As we know that we have different type of RAID but all the raid type are not suitable for the all application. We select raid type depending on the application and IO load/Usages. Actually there are so many factor involved before you select suitable raid type for any application. I am trying to give brief idea in order to select best raid type for any application. You can select raid type depending on your environment.

When to Use RAID 5
RAID 5 is favored for messaging, data mining, medium-performance media serving, and RDBMS implementations in which the DBA is effectively using read-ahead and write-behind.

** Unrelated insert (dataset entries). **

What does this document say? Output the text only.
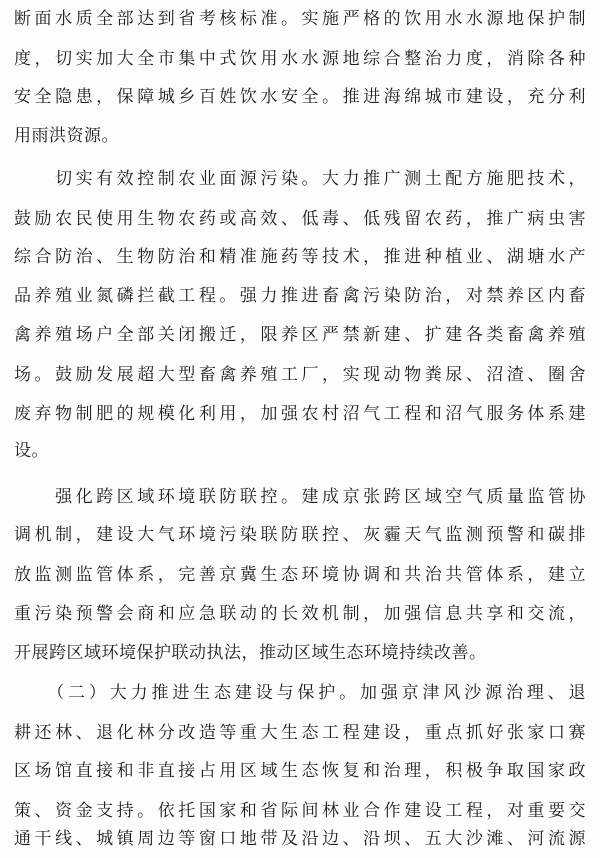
断面水质全部达到省考核标准。实施严格的饮用水水源地保护制
度，切实加大全市集中式饮用水水源地综合整治力度，消除各种
安全隐患，保障城乡百姓饮水安全。推进海绵城市建设，充分利
用雨洪资源。
　　切实有效控制农业面源污染。大力推广测土配方施肥技术，
鼓励农民使用生物农药或高效、低毒、低残留农药，推广病虫害
综合防治、生物防治和精准施药等技术，推进种植业、湖塘水产
品养殖业氮磷拦截工程。强力推进畜禽污染防治，对禁养区内畜
禽养殖场户全部关闭搬迁，限养区严禁新建、扩建各类畜禽养殖
场。鼓励发展超大型畜禽养殖工厂，实现动物粪尿、沼渣、圈舍
废弃物制肥的规模化利用，加强农村沼气工程和沼气服务体系建
设。
　　强化跨区域环境联防联控。建成京张跨区域空气质量监管协
调机制，建设大气环境污染联防联控、灰霾天气监测预警和碳排
放监测监管体系，完善京冀生态环境协调和共治共管体系，建立
重污染预警会商和应急联动的长效机制，加强信息共享和交流，
开展跨区域环境保护联动执法，推动区域生态环境持续改善。
　　（二）大力推进生态建设与保护。加强京津风沙源治理、退
耕还林、退化林分改造等重大生态工程建设，重点抓好张家口赛
区场馆直接和非直接占用区域生态恢复和治理，积极争取国家政
策、资金支持。依托国家和省际间林业合作建设工程，对重要交
通干线、城镇周边等窗口地带及沿边、沿坝、五大沙滩、河流源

If the host OS and HBA are capable of greater than 64 KB transfers, RAID 5 is a compelling choice.
These application types are ideal for RAID 5:
1) Random workloads with modest IOPS-per-gigabyte requirements
2) High performance random I/O where writes represent 30 percent or less of the workload
3) A DSS database in which access is sequential (performing statistical analysis on sales records)
4) Any RDBMS table space where record size is larger than 64 KB and access is random (personnel records with binary content, such as photographs)
5) RDBMS log activity
6) Messaging applications
7) Video/Media

When to Use RAID 1/0
RAID 1/0 can outperform RAID 5 in workloads that use very small, random, and write-intensive I/O—where more than 30 percent of the workload is random writes. Some examples of random, small I/O workloads are:
1) High-transaction-rate OLTP
2) Large messaging installations
3) Real-time data/brokerage records
4) RDBMS data tables containing small records that are updated frequently (account balances)
5) If random write performance is the paramount concern, RAID 1/0 should be used for these applications.


When to Use RAID 3
RAID 3 is a specialty solution. Only five-disk and nine-disk RAID group sizes are valid for CLARiiON RAID 3. The target profile for RAID 3 is large and/or sequential access.
Since Release 13, RAID 3 LUNs can use write cache. The restrictions previously made for RAID 3—single writer, perfect alignment with the RAID stripe—are no longer necessary, as the write cache will align the data. RAID 3 is now more effective with multiple writing streams, smaller I/O sizes (such as 64 KB) and misaligned data.
RAID 3 is particularly effective with ATA drives, bringing their bandwidth performance up to Fibre Channel levels.


When to Use RAID 1
With the advent of 1+1 RAID 1/0 sets in Release 16, there is no good reason to use RAID 1. RAID 1/0 1+1 sets are expandable, whereas RAID 1 sets are not.